Paths in Tapis Applications

Paths in Tapis Applications#

How Storage Is Referenced in Jobs

Tapis provides a unified way to access storage systems, but paths are never standalone. Every path is interpreted relative to a system.

System + Path (The Core Concept)#

In Tapis, file locations are defined using:

systemId → where the file lives
path → where it is on that system

Conceptually:

(systemId, path)

Documentation often shows this as:

tapis://systemId/path/to/file

…but this is shorthand. APIs and job definitions always separate the two.
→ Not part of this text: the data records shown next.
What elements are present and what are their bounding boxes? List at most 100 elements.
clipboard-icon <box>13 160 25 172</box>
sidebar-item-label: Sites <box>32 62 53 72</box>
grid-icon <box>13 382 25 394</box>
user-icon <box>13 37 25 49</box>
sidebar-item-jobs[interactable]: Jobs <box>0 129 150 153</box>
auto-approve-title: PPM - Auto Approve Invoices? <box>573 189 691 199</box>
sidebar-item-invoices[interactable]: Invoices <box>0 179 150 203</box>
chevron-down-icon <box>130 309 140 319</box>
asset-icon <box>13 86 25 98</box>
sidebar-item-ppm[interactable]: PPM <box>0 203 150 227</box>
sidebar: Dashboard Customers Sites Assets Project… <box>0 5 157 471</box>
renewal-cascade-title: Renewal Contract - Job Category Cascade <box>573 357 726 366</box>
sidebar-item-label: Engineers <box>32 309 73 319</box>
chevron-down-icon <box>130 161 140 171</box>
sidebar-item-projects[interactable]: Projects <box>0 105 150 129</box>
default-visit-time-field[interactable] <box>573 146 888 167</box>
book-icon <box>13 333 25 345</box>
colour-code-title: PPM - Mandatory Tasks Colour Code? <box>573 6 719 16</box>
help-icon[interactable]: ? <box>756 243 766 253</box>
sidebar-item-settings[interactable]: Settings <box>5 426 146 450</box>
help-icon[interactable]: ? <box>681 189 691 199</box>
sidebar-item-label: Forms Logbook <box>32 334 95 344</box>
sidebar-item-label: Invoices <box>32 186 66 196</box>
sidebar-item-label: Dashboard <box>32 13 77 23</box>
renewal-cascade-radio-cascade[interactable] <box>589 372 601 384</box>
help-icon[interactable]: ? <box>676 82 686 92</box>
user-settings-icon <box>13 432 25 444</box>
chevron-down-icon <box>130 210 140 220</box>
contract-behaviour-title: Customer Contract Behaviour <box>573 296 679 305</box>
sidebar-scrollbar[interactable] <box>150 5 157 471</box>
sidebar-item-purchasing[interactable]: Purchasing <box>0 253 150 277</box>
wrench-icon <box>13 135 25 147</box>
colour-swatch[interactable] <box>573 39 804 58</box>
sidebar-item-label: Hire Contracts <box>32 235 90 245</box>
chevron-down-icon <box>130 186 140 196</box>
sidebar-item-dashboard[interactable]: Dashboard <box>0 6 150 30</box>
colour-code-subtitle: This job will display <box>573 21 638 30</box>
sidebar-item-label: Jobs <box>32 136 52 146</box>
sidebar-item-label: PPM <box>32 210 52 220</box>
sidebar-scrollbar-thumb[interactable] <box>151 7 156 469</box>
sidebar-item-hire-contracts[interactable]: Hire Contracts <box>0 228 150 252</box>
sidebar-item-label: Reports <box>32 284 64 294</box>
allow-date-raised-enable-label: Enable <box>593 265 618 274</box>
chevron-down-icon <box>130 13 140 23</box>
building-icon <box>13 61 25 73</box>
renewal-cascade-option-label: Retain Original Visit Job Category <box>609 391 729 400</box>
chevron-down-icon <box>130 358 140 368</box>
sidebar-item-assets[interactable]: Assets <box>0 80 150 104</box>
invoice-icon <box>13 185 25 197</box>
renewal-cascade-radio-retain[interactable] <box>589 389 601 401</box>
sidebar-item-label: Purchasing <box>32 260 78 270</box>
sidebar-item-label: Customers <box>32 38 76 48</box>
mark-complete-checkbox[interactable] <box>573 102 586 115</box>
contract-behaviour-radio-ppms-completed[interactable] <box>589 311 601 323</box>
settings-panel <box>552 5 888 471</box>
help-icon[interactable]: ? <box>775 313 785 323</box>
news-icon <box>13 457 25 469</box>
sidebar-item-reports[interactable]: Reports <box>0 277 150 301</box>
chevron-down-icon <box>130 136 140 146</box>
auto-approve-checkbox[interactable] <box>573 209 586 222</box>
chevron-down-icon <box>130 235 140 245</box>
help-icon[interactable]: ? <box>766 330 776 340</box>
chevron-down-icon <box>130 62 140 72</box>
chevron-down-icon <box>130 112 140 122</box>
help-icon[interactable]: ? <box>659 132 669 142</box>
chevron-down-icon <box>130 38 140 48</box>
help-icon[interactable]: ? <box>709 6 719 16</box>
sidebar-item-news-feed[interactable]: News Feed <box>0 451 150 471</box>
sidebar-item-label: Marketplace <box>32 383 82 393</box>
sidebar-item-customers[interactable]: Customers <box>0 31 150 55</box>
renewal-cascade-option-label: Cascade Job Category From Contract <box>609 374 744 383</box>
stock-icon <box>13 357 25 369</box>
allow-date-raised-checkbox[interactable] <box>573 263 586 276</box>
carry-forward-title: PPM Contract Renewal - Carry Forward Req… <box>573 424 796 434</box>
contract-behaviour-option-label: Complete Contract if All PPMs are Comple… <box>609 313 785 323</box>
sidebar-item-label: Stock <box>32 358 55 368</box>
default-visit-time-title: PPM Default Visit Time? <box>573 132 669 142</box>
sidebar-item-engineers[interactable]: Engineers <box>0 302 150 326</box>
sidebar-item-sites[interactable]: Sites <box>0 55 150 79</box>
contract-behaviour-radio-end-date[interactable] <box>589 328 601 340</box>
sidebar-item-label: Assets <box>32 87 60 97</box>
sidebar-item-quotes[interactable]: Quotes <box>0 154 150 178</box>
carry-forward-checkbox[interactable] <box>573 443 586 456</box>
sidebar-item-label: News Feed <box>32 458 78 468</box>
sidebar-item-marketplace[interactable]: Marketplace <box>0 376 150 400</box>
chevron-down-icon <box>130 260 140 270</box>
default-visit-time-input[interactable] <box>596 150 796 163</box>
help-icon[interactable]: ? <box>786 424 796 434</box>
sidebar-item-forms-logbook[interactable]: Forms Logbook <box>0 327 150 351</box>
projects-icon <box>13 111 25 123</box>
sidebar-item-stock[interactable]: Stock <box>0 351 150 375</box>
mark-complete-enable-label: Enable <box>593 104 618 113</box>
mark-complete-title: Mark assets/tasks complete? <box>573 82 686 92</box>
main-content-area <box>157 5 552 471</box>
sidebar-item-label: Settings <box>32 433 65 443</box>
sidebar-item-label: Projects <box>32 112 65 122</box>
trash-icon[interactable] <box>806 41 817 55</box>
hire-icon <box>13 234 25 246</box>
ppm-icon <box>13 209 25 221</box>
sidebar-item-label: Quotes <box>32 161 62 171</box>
Common DesignSafe Storage Systems#

Storage Location	Typical System ID
MyData	designsafe.storage.default
Work	designsafe.work.stampede3
Community	designsafe.storage.community
Scratch (HPC)	designsafe.compute.stampede3

Example: Input File Reference#

{
  "sourceSystemId": "designsafe.storage.default",
  "sourcePath": "/myfolder/input/model.tcl"
}

This tells Tapis exactly where to fetch the file from.

Output Locations Matter#

If your app writes output to:

/scratch/05072/silvia/run01

Those files will not automatically appear in JupyterHub or the Data Depot.

Best practice:

Write final outputs to WORK or MyData
Or explicitly copy them at the end of your job

Why Tapis Paths Feel Strict (and That’s Good)#

Tapis enforces clarity:

No ambiguous relative paths
No implicit working directories
No guessing which system you meant

This discipline is what allows:

Web-submitted jobs
Automated pipelines
Reproducible workflows

Summary: Tapis Path Rules of Thumb#

Always think system first, path second
Scratch is fast but temporary
Work is the bridge
Final results belong in Work or MyData

Designing Path-Safe, Reproducible Workflows#

From Interactive Exploration to Scalable Runs

Paths are not just technical details—they encode workflow intent.

A good path strategy answers:

Where do inputs live?
Where do intermediate results go?
Which outputs should persist?

Recommended Directory Roles#

Location	Purpose
MyData	Inputs, scripts, notebooks, long-term storage
Work	Active runs, shared staging, job outputs
Scratch	High-performance temporary computation

Example Workflow Pattern#

MyData/
 └── projectA/
     ├── inputs/
     ├── scripts/
     └── notebooks/

Work/
 └── projectA/
     ├── run01/
     ├── run02/
     └── results/

Scratch/
 └── projectA/
     └── run01_tmp/

Portability Principle#

Your code should not change when moving between:

Jupyter exploration
Single-node tests
Large-scale HPC runs

Only paths and environment variables should differ.

Common Anti-Patterns to Avoid#

Hard-coding /home/jupyter/… in batch jobs
Writing final results only to Scratch
Relying on implicit working directories
Mixing inputs and outputs in the same folder

The Big Picture#

Path-safe workflows enable:

Debugging in Jupyter
Scaling on HPC
Automation through Tapis
Sharing with collaborators

They are foundational—not optional—for serious computational research on DesignSafe.